The Case for VADs
Since there are not enough donor hearts to meet the needs of all the patients who require them, people with severe ("end-stage") heart failure may benefit from a VAD. VADs are often used as a "bridge to a transplant," allowing critically ill individuals to live productive lives at home while waiting for a heart donor. VADs can also be used as a "bridge to recovery" when a person's heart failure is temporary, while waiting for heart muscle to recover. Increasingly, VADs are being used as "destination therapy" in people who have heart failure, but who aren't candidates for a heart transplant. In these patients, VADs are placed permanently and have been shown to improve quality of life.
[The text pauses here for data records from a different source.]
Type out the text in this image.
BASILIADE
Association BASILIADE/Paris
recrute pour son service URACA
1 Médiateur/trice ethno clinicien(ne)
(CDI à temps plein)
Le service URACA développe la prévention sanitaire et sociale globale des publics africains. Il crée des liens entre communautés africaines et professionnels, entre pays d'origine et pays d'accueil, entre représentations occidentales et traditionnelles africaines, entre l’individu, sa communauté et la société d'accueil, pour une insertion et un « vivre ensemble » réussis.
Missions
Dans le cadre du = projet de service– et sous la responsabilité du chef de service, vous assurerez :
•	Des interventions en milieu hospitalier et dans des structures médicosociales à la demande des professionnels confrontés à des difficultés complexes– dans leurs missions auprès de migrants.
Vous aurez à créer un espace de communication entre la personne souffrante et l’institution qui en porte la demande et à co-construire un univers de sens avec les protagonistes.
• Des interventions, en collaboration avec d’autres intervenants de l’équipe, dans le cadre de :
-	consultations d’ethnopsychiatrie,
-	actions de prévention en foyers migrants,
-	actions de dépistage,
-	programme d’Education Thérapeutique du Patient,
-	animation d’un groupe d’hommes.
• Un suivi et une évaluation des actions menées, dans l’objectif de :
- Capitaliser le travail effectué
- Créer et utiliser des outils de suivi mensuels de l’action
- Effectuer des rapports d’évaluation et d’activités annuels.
Unlike the first generation of VADs from 15 years ago, today's devices are smaller, quieter, and more comfortable and have a longer battery life.
How a VAD Works
The left ventricle is the chamber responsible for pumping oxygen-rich blood from the heart to the aorta for transport to the rest of the body. Left ventricular assist devices (LVADs) take on the workload of the left ventricle, helping the heart to pump oxygenated blood to the rest of the body. As a result, all tissues and organs receive the blood supply they need to do their jobs. Some people need support of the right heart as well, which pumps blood to the lungs, where it can receive oxygen. Right ventricular assist devices (RVADs) are commonly used in conjunction with LVADs and are referred to as biventricular assist devices (or BiVADs). The VAD consists of:
- A pump. The pump is implanted in or near the upper part of the abdominal wall and is connected to the heart at two points. A tube carries blood from the ventricle to the pump. The blood is pumped through a second tube to the aorta or pulmonary artery, and distributed to the lungs or throughout the body.
- An electronic control system. A third tube extends from the pump and contains wires that connect the pump to the electronic control system.
- A power supply (rechargeable batteries). The control system is connected to small batteries. Patients wear the controller on a belt and the batteries on a vest-like shoulder holster.